El show duraba hasta que se cansaban o bien aparecía un sustituto de mayor calado. A veces esto sucedía en forma de “Pepe el 45”, llamado así por una larga camiseta de deportes con el citado número.
Bajito y esquelético, se ponía en mitad de la avenida a torear los coches que bajaban por La Cañá. Lo extraño era que algunos volvían, tras girar en la plazoleta a recibir un segundo muletazo, por el magnífico toreo de salón del 45.

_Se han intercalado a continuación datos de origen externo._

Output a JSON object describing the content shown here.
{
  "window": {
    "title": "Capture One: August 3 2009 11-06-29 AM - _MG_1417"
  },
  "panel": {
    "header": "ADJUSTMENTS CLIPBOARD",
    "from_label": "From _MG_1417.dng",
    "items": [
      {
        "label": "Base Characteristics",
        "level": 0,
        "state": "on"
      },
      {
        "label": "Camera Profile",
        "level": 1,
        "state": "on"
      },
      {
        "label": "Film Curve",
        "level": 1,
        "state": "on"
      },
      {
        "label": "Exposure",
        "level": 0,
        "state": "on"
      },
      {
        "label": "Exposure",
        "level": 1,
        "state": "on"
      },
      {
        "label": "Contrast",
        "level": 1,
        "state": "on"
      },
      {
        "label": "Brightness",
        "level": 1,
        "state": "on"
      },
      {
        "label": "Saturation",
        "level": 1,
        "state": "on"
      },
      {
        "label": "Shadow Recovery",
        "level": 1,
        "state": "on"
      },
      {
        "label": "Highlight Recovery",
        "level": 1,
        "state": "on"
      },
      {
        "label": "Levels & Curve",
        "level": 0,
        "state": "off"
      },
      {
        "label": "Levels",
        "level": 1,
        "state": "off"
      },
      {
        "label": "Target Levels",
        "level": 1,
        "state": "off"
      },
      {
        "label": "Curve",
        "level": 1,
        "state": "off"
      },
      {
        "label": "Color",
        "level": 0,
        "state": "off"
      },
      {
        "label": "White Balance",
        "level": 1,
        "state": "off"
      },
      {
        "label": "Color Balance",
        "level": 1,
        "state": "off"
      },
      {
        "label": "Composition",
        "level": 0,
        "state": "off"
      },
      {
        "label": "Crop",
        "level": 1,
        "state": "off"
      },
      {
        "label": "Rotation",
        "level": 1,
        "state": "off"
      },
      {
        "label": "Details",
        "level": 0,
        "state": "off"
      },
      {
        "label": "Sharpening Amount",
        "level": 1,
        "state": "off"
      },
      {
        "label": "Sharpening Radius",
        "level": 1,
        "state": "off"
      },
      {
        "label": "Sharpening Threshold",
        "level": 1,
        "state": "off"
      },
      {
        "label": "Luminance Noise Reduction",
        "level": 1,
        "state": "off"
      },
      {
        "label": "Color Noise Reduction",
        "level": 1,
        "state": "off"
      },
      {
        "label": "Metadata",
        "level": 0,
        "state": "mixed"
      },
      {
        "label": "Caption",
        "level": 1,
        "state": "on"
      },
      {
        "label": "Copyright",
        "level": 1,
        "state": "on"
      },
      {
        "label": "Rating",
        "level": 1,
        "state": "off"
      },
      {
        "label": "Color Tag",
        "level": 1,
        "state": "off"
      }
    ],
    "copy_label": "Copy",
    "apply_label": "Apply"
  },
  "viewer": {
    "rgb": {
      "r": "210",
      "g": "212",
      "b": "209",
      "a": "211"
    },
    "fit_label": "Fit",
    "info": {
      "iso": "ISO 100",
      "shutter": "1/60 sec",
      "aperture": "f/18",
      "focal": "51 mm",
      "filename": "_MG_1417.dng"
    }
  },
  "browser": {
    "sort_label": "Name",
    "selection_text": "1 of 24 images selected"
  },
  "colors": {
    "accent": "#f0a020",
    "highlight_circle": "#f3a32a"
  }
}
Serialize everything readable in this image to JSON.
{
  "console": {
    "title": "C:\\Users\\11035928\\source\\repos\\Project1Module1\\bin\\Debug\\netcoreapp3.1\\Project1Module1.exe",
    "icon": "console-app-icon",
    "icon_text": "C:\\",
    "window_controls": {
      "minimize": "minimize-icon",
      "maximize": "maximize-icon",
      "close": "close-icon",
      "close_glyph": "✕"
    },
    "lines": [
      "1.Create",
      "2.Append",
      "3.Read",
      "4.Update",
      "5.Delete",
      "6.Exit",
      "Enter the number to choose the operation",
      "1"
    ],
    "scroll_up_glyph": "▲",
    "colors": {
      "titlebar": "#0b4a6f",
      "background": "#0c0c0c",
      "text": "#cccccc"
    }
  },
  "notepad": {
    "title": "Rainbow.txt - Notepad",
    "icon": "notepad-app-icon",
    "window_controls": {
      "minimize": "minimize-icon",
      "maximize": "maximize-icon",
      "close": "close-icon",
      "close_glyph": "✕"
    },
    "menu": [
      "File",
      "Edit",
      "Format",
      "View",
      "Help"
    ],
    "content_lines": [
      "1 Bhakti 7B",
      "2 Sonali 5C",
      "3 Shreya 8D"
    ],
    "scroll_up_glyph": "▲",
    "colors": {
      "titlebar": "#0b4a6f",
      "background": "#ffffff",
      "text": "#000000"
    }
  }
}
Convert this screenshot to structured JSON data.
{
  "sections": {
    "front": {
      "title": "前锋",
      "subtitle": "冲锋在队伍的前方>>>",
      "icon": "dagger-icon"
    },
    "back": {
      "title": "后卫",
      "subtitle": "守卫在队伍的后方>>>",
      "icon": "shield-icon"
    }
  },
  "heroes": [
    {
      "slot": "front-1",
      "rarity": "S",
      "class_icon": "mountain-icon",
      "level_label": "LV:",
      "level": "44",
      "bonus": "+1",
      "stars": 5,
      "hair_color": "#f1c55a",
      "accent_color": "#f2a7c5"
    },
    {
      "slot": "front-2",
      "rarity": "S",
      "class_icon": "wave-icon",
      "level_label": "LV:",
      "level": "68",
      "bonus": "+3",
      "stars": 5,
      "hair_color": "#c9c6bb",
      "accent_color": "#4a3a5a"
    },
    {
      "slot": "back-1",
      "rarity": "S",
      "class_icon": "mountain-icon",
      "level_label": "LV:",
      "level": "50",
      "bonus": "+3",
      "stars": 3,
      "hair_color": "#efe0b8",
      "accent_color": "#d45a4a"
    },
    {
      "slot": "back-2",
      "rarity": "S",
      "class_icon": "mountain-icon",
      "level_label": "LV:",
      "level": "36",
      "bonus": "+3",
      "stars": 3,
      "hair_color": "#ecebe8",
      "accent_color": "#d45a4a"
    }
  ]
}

De vez en vez se colaba en la parroquia y en el campanario amenazaba con tirarse. Los de abajo solían jalearlo. Otras veces se acercaba hasta el primero que pasaba y se le quedaba mirando fijamente con los ojos entrecerrados y los labios muy fruncidos. Siempre acababa su turno arrodillándose en el sitio que tuviera a bien, con los brazos extendidos y expresión de infinito arrobo místico, durante el tiempo que entendía adecuado.
Pero mi preferida era la hermana de Perico, Amparo. De ellos dos decían que, sin entender de convencionalismos ni prohibiciones, se daban calor en las noches de invierno.
Solía aparecer soltando tacos y la gente la azuzaba con insultos para que ella, en su atropellado estilo, les adobara la tarde con una ristra de “maricones, hijos de puta, cabrones”.
Se refugiaba en la droguería, porque era de los pocos lugares que tenía teléfono, le pedía permiso a mi padre y llamaba a su novio, torero para más señas. Siempre desconectábamos el aparato de la red no fuera a ser que, loca y todo, atinara con cualquier número y costara la gracia una fortuna por una conferencia no deseada.
Desde el momento en que cogía el auricular, se transformaba. Esperaba protocolariamente a que desde el otro lado "descolgaran" y comenzaba su, para todos monólogo y, para ella, amoroso diálogo.
- Hola Paco, cariño.
- …
- Que sí, que te dije que te iba a hacer las albóndigas que tanto te gustan cuando vinieras. Descuida, precioso mío.
- …
- No, a mi hermano le digo que se vaya cuando vengas, que la otra vez por poco os pegáis y no quiero que lo pases mal.
- …
- ¿Tres meses? Hombre, si tienes que ir a América a torear, qué le vamos a hacer, pero que sepas que no me gusta, que es mucho tiempo. ¿Y a quién vas a dejar en la finca? Que luego te roban, que la gente es mu mala, Paco, que tú no lo sabes porque eres mu bueno, pero que yo los veo, los veo y ellos lo saben, por eso no me quieren, porque saben que los veo y que conmigo no pueden, que no me engañan, que son malos.
- …
- ¡Ay, Paco! Pero mira que sabes decirme las cosas, hombre, ¡cómo no voy a quererte!
Y colgaba.
Siempre me desconcertó tanta coherencia en esa ficción y nunca comprendí de dónde podía sacar tantas cosas que luego olvidaba cuando su “yo normal” volvía a tomar posesión de ella. Quizás lo leyera en las revistas que se usaban en la droguería para envolver. Pero para eso habría tenido que saber leer, y eso era dudoso.
Ese discurso y esa atmósfera hacían que todos nos quedáramos embobados escuchándola, tanto que si entraba algún cliente procurábamos despacharlo con rapidez para no perder detalle.
Juro que yo me tenía que cerciorar de que la clavija estuviera desenchufada.
Cuando terminaba, en su sapiencia de superviviente, esperaba tras la paz de la conversación a que no hubiera nadie que pudiera importunarla; y cuando se creía segura, salía a la calle y a sus insultos de diario.
Y puedo asegurar que jamás vi una expresión tan sosegada y feliz como la que adornaba el rostro de Amparo tras hablar con su novio torero, al que todos los demás, los que sí leíamos las revistas, llamábamos Paquirri aun sin conocerlo.